Thanks, MTA
/The Long Island Rail Road hikes fares this month, bringing the cost of my monthly ticket + Metrocard to an unprecedented $345.10, and then turns around and delays promised service improvements mere weeks later. In fact, this announcement came just a few weeks after the head of the MTA was touting these improvements. It's just wonderful to deflect criticisms about how your quasi-governmental public corporation handles money with promises of improvements, only to turn around less than a month later and fail to deliver on promises made. Among those promises? Extra trains, one of which may have gotten rid of the many folks on my evening train who get off at Hicksville and take up much-needed seats for those of us in for the long haul (heading to Ronkonkoma).
Want to turn up some money, MTA? In addition to the wonderful fare hike you just got, you could try cutting the advertising budget. (And this would be the first time I've ever recommended cutting an ad budget to save money...)
The LIRR spends money on designing and printing all sorts of material, from posters to leaflets, reminding people to be courteous. That is, as an LIRR rider, you're clubbed over the head several hundred times a month with cheeseball messages like "Don't be Cell-fish" and "One Seat, No Feet."
Known collectively as the "Courtesy Matters" campaign, these mini ad campaigns do nothing but annoy the hell out of riders. On Wednesday's train, I still see just about everyone putting their bags and feet on seats I would like to sit in. I stood until Hicksville. I still heard people talking obnoxiously loud on cell phones or using ring tones that would cause most people to strangle the closest living organism. But I recognize that it's none of my business and that these problems tend to solve themselves. (Like when I looked at a guy spread across three seats on a crowded evening train when I was looking for a seat. I shot him a look and asked him if he was comfy before he stopped hogging the row and let me sit down.)
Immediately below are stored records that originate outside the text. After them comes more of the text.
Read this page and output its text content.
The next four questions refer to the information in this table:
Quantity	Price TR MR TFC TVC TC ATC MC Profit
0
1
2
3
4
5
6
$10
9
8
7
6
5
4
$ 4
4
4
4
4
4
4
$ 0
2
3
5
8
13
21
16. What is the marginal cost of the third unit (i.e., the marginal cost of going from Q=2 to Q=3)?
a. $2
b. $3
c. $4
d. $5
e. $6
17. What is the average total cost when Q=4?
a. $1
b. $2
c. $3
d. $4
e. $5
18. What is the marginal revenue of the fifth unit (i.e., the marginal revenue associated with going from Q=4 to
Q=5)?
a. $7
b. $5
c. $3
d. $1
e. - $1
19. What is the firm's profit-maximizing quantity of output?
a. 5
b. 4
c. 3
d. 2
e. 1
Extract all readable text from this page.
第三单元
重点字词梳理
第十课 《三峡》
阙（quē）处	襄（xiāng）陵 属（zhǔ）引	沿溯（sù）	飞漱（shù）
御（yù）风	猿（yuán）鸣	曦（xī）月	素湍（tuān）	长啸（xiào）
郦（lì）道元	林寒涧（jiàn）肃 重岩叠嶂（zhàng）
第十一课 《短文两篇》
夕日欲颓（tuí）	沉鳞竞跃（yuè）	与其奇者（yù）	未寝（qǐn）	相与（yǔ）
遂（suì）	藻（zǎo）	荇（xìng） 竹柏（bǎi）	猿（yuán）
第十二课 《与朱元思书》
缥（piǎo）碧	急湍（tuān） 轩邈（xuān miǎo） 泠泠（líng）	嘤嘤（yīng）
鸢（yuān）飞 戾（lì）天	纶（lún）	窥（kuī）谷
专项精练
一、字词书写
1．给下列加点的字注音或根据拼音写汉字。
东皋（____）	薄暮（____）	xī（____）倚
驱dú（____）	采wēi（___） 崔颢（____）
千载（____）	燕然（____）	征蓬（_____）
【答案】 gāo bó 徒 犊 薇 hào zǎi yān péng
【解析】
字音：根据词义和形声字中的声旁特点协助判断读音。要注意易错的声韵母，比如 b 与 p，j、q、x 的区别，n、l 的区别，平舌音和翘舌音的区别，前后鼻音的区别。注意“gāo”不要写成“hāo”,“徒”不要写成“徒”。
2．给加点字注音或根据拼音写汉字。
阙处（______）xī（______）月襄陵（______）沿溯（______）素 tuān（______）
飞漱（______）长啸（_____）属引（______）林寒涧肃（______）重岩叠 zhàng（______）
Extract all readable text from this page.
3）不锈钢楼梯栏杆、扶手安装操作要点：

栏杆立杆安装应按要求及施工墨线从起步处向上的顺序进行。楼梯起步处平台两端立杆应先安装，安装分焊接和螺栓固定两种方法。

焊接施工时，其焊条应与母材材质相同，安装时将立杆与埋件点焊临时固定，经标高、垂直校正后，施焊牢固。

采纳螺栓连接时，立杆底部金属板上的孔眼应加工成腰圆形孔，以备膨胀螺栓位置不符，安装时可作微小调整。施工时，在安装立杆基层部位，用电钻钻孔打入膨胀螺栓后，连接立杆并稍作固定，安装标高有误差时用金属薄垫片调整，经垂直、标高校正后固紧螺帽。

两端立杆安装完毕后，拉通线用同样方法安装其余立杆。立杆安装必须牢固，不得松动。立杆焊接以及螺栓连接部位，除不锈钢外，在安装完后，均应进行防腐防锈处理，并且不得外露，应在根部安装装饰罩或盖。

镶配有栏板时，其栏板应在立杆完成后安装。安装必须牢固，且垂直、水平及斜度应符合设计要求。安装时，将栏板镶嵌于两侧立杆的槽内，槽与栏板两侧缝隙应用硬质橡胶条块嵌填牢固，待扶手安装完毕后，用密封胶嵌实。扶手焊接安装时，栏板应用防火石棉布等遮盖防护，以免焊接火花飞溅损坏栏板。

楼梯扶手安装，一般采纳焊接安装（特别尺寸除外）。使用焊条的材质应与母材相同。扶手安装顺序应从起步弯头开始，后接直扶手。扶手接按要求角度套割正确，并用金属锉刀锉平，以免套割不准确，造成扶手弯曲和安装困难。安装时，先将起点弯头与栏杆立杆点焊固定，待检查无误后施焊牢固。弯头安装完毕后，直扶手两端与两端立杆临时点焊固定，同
You know what? I don't think it's the MTA's job to tell its passengers to be courteous. We step all over one another when we're walking the sidewalks in NYC. We run over one another in Penn Station trying to get to trains in order to get a seat. Why the hell does the MTA care how we treat one another on the train?
Take that design and printing budget away. Roll it back into service improvements. Maybe passengers would be more courteous if they weren't so miserable from having to stand on trains they should be able to find seats on. Maybe they'd be happier if the cost of their rail commute didn't approach the cost of driving to the city every day.